Sadly, phishing attacks are happening more frequently. Across Ascend’s client base, we see daily phishing attacks. Attackers are targeting specific individuals and groups within organizations including senior leadership, accounting, and human resources. In the phishing campaigns we perform for our clients, 40% percent of emails are opened, 25% of links are click, and 7% of users enter their credentials or open malicious attachments. The numbers do improve during subsequent tests but keeping end users educated is critical.
Why are cybercriminals using phishing attacks?
They work! Attackers are interested in money. Phishing is a big business in and of itself, and the scope and scale of phishing attacks have increased significantly in recent years. Advanced phishing attacks are costing businesses an average of $140,000 per incident. Attackers extort money from your organization using ransomware or social engineering, or they’ll steal data and credentials that can be sold via dark web markets. And as the phishing threat landscape evolves, so do the attackers.
What are the risks?
Phishing emails lead to data harvesting or the execution of malicious code on the victim’s workstation, which can have wide spread effects on an organization. After a successfully phishing attempt is made, the attacker usually tries to capitalize by attempting to transfer funds or steal confidential information. The following are the most common exploits of a successful phishing campaign.
- Email Compromise: Attackers send an email and bait your employees into clicking on a link that looks very similar to your company’s email login page. The user inadvertently enters their credentials (usually your company’s Entra ID, formerly known as active directory credentials) and gives the attacker exactly what they wanted. After their credentials are compromised, the attacker has full access to your user’s email account and it’s hard to identify them in your environment since they look like a legitimate user. Attackers also try to cover their tracks by creating email rules or forwarders. With the compromised credentials these cybercriminals are trying to steal corporate information, access credentials, or steal funds from your company.
- Ransomware attacks: Phishing emails can also contain malicious code, such as ransomware. Ransomware is a widespread and damaging type of malware typically used to extort money from businesses users by encrypting their files. Unlike other ransomware, Wanna Cry and Petya ransomware attacks in 2017 used worm-like behavior which caused major organizational outages, with only a single user clicking on a phishing email.
What should organizations be doing to stop phishing attacks?
Phishing emails are always changing, and unfortunately, no single product or technology will fully protect your business from a targeted phishing attack. However, a multi-layered approach of combining security technologies and educating employees is a good way to start to reduce risk. Below are a few successful approaches we have seen work for our clients:
- Prevent phishing email from entering your organization, by implementing effective email and web filtering tools. The best defense against phishing emails is your email gateway. Block as much bad email as possible, including malicious attachments, content, and URLs.

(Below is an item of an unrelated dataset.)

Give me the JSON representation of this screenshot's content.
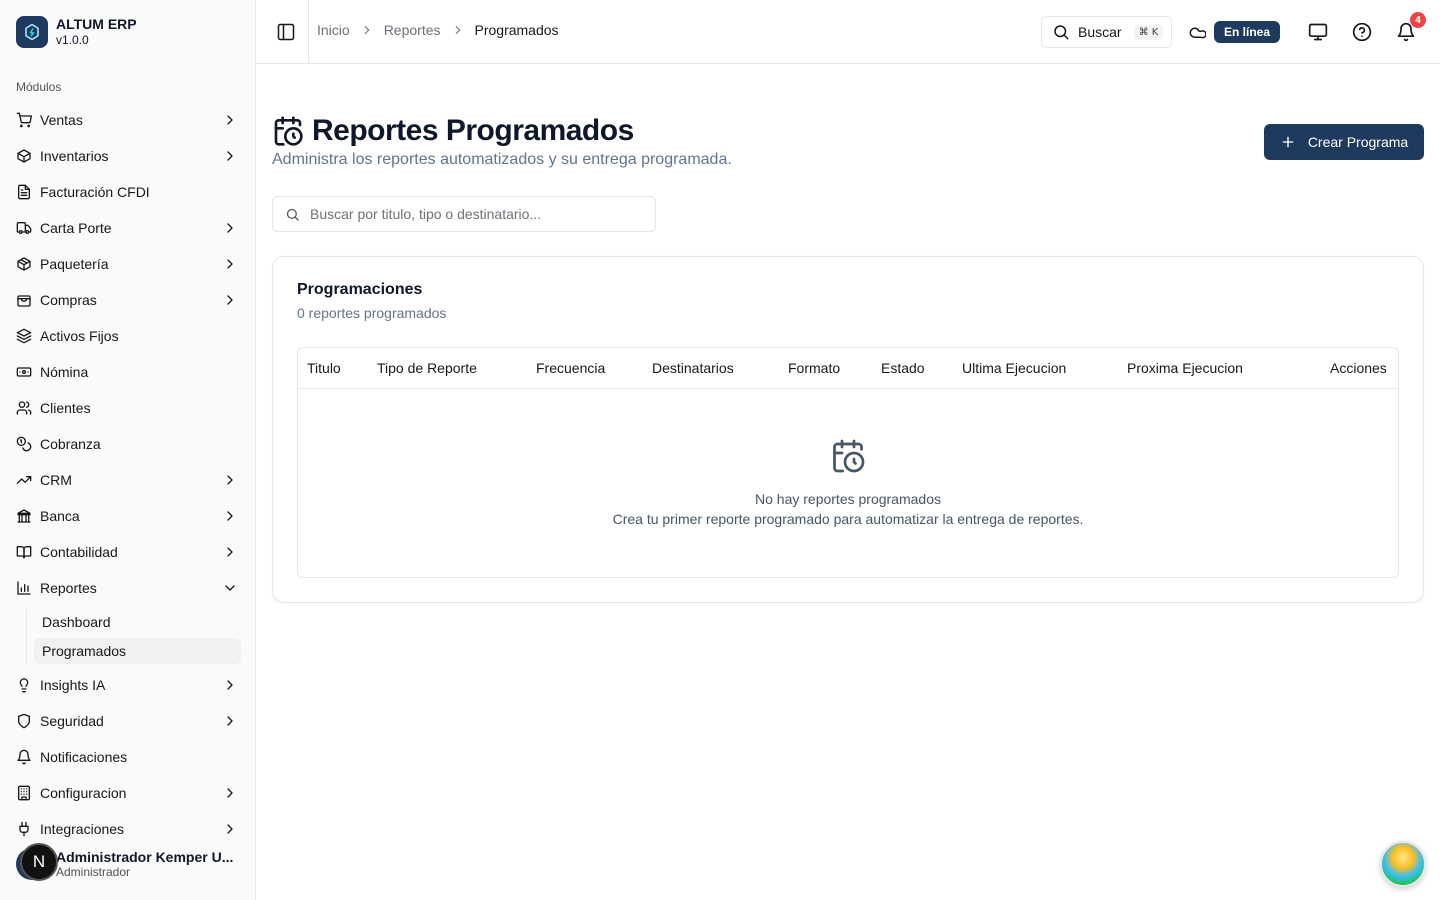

However, even with all these preventative measures, email will still get through your technical controls. I have seen users release phishing emails from quarantine, so they can click on them!
- Since attackers are attempting to steal credentials or install malicious code on workstations, organizations should consider controls like multi-factor authentication or limiting the ability for users to install applications on their workstations. While these controls could limit your exposure to the effects of a phishing attack, these controls could significantly impact the end user experience. To be successful, make sure your organization has a strong change management program in place to minimum business impacts.
- Setup a security awareness program. Our security education programs have been successful when organizations setup quarterly phishing awareness and training programs. First, the program should include basic and advanced phishing campaigns attack simulation to help identify areas of weakness in your organization’s security posture. Then you should educate users on how to identify typical phishing attacks across a wide range of industries. Finally, report on employee performance to reward good performance and help improve others. Also, you might be surprised to learn that some users will continue to fail every campaign.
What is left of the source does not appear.